Know the Difference: What's the Difference Between Sour Cream and Crème Fraîche?
Making and eating elote is a glorious mess. The roasted corn is usually slathered with the mayonnaise and crema, then rolled in the crumbled cheese. The result is a bit of the crema flying here and there as the corn is rolled. A purely optional solution, but highly recommended method, is to combine the mayonnaise and crema with the spices and lime juice and pour them into a tall glass or narrow pitcher. Then the roasted corn can be dunked in the mixture before rolling in the cheese. One important note: The crema mixture will stick best to cooled cobs.

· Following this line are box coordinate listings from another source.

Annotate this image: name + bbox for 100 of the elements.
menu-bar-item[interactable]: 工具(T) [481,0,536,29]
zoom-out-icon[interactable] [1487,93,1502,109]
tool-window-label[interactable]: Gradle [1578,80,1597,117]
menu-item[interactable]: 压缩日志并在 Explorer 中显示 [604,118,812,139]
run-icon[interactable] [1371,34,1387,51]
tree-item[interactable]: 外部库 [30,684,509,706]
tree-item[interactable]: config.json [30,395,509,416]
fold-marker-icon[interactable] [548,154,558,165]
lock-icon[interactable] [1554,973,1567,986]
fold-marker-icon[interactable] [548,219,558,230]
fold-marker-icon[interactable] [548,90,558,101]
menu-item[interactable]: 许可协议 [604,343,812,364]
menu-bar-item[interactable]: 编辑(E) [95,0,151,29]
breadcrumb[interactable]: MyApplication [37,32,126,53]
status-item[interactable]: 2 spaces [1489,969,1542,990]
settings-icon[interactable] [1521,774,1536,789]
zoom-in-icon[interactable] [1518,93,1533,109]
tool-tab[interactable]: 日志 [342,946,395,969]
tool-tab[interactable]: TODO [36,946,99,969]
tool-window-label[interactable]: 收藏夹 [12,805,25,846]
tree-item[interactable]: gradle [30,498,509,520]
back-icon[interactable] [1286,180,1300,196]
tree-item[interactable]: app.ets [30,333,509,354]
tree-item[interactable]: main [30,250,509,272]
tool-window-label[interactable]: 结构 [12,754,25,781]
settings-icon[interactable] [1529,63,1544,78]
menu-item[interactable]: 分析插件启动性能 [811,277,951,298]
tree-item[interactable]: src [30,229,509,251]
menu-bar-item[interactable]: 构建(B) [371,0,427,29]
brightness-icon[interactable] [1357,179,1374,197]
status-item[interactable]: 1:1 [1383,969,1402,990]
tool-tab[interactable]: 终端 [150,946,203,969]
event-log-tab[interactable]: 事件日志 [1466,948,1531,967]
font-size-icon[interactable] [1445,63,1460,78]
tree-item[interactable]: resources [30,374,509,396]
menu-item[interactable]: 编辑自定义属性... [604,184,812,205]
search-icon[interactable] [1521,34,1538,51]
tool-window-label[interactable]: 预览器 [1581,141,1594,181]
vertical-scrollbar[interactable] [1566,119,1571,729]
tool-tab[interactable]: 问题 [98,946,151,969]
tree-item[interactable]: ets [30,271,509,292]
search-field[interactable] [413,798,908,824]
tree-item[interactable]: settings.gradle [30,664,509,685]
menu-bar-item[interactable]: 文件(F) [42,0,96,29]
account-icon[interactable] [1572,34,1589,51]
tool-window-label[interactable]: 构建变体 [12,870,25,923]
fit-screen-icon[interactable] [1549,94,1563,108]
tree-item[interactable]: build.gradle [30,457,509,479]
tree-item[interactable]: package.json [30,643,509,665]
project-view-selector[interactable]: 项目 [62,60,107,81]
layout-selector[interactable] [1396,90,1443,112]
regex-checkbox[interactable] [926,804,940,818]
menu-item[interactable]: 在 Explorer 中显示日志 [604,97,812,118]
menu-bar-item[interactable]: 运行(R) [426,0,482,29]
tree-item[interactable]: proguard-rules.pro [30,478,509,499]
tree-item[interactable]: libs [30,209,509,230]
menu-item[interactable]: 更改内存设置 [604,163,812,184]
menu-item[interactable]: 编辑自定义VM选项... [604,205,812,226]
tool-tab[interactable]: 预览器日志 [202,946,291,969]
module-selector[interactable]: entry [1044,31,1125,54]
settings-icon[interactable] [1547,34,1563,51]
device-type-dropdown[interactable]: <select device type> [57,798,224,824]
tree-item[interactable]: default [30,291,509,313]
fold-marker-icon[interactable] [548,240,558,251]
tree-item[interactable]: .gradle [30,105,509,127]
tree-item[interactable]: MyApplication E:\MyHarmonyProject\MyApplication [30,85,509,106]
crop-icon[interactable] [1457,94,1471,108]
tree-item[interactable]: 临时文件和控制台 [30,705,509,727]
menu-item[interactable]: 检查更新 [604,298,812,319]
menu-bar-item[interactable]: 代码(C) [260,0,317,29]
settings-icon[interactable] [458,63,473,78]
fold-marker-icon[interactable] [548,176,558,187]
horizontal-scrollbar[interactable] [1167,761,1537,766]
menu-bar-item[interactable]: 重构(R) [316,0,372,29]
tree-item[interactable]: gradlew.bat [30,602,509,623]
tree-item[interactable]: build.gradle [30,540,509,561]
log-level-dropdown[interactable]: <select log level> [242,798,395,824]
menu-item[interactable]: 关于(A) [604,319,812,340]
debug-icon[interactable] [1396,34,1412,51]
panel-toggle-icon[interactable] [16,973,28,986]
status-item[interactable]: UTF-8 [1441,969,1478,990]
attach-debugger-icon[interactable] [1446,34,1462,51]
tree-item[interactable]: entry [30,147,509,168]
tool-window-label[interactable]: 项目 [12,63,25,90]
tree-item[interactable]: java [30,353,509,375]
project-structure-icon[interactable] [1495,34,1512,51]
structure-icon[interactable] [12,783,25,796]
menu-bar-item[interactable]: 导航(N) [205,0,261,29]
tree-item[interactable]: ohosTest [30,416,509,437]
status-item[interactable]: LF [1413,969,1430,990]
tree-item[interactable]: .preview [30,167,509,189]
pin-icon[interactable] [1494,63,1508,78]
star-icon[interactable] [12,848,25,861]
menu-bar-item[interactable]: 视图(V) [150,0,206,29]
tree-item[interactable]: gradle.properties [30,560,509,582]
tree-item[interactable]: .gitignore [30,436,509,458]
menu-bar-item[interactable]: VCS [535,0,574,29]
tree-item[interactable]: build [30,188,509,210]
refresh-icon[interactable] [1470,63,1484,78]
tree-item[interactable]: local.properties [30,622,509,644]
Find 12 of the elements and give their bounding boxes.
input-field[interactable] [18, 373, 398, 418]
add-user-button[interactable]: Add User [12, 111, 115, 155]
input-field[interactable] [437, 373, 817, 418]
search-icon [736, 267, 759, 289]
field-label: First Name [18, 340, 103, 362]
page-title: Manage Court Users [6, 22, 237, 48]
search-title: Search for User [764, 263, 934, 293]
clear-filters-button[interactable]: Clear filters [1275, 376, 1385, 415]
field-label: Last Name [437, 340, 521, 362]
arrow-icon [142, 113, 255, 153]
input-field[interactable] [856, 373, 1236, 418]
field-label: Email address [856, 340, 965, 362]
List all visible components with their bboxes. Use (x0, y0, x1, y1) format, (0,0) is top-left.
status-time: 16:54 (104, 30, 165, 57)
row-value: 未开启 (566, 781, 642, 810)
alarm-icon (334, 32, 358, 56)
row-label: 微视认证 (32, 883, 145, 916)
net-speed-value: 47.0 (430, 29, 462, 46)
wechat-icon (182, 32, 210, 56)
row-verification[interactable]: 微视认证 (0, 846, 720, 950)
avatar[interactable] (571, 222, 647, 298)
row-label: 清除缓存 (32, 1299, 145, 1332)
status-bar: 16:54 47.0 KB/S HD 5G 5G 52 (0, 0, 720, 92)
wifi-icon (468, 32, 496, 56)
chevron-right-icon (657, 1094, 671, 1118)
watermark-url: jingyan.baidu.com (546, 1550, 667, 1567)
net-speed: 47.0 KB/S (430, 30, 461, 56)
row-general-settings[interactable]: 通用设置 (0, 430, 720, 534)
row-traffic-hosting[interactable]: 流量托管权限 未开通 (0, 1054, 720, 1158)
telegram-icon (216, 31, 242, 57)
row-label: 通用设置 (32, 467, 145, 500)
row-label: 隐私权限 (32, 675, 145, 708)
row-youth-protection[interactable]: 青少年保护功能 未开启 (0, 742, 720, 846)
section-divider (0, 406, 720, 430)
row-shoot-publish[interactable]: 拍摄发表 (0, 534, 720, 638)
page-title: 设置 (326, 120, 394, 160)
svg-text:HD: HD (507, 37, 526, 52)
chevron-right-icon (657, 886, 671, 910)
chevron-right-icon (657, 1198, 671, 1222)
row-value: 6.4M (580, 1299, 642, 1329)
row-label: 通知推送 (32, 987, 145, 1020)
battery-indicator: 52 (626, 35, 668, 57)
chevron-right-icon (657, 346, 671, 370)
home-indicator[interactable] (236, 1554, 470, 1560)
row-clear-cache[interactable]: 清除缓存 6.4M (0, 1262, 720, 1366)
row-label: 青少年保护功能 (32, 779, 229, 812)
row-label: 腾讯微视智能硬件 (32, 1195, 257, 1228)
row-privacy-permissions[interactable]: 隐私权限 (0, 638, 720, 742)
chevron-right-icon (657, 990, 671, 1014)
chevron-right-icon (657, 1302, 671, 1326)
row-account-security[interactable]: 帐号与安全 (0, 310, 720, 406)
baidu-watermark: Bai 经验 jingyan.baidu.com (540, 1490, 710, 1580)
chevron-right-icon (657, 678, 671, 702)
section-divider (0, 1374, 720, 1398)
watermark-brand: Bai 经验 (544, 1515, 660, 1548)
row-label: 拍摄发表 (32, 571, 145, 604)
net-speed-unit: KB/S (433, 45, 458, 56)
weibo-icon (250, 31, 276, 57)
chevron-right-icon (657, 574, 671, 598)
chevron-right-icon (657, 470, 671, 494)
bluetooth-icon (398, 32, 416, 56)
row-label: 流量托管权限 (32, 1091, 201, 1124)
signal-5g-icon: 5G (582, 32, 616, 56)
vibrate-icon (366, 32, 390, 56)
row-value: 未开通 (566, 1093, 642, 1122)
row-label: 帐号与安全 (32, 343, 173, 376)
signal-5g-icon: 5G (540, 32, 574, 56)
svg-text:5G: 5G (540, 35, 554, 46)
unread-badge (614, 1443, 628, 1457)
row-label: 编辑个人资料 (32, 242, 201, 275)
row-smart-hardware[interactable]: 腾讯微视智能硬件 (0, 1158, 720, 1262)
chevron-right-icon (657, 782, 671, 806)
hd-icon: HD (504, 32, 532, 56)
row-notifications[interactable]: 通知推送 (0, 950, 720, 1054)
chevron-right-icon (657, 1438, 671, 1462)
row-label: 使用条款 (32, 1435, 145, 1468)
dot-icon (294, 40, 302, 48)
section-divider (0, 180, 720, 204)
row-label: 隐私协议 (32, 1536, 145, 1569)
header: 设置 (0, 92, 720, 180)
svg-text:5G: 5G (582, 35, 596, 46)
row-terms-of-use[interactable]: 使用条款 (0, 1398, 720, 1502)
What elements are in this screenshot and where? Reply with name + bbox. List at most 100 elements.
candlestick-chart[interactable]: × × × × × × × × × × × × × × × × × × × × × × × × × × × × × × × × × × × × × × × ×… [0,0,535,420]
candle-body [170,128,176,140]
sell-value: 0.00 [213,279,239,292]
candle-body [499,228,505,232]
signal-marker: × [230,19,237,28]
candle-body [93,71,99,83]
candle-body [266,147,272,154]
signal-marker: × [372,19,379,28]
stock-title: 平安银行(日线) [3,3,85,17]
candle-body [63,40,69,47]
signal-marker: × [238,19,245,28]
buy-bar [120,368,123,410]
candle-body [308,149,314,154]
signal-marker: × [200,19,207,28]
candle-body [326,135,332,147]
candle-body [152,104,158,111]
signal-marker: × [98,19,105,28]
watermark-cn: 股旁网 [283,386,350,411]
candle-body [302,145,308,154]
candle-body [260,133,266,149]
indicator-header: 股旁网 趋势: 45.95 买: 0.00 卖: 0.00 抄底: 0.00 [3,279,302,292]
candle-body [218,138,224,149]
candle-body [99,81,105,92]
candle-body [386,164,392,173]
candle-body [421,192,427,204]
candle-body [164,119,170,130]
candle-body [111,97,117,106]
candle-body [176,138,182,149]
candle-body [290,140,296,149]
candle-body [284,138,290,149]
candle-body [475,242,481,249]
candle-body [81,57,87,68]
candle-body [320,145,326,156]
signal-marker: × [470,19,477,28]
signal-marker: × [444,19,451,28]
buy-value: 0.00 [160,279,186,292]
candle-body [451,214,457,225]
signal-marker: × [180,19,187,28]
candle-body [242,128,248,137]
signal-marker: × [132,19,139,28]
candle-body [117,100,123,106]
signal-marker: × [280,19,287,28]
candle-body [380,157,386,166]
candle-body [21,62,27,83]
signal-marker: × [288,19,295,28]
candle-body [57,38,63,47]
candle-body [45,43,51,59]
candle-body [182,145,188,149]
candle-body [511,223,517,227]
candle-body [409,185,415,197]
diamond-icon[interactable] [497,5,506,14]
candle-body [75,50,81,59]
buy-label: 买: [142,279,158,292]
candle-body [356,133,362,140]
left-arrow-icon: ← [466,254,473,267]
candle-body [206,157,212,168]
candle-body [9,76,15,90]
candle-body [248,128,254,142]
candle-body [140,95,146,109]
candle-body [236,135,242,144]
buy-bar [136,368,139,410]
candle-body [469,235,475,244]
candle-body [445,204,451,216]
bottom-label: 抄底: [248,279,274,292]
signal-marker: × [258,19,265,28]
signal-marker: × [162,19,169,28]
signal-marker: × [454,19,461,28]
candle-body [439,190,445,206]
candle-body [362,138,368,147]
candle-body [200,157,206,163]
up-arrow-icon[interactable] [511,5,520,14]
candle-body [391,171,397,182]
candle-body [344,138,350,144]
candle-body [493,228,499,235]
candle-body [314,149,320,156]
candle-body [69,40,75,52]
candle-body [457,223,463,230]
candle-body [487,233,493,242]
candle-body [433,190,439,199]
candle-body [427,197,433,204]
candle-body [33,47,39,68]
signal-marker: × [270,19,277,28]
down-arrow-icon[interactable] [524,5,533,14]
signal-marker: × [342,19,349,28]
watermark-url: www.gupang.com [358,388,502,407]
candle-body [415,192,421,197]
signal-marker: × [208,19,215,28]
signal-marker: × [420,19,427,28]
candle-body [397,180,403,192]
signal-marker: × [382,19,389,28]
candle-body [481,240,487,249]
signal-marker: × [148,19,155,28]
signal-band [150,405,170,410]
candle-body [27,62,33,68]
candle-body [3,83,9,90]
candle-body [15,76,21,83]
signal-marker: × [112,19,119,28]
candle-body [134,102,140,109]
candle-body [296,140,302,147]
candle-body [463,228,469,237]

How To Make Elote (Mexican Street Corn)
What You Need
medium fresh ears of corn
Mexican crema or sour cream
lime juice (from 1 medium lime)
crumbled cotija cheese (Parmesan will work if you can't find cotija)
medium lime, cut into wedges, for serving
Husk the corn: If your corn still has husks, remove them and the silk from the corn, but keep as much of the stalk end attached as possible.
Prepare a grill: Heat an outdoor gas grill to high or prepare a charcoal grill for indirect heat. A grill pan over medium heat will work as well.
Make the sauce: While the grill heats, place the mayonnaise, crema or sour cream, lime juice, chili powder, and cumin in a medium bowl and whisk until smooth. Transfer this sauce into a tall, narrow drinking glass. Put the cotija on a large plate.
Grill the corn: Grill the corn uncovered until some the kernels are bright yellow and a few are charred, 2 to 3 minutes per side, for a total of 12 to 15 minutes. Remove the corn from the grill and cool for 5 minutes.
Dip the corn: Hold the drinking glass of sauce at an angle, then dip a cooled ear of corn into the mixture, turning the cob to coat completely. Hold the cob over the glass and shake gently to let the excess sauce drip back into the glass.
Roll in the cheese: Roll the dipped cob in the crumbled cheese to coat completely. Place on a serving platter.
Repeat and serve: Repeat dipping and rolling the remaining corn in the sauce and cheese. Serve with lime wedges for squeezing over the corn.
Make ahead: The sauce mixture can be made and stored in the refrigerator up to 2 days ahead.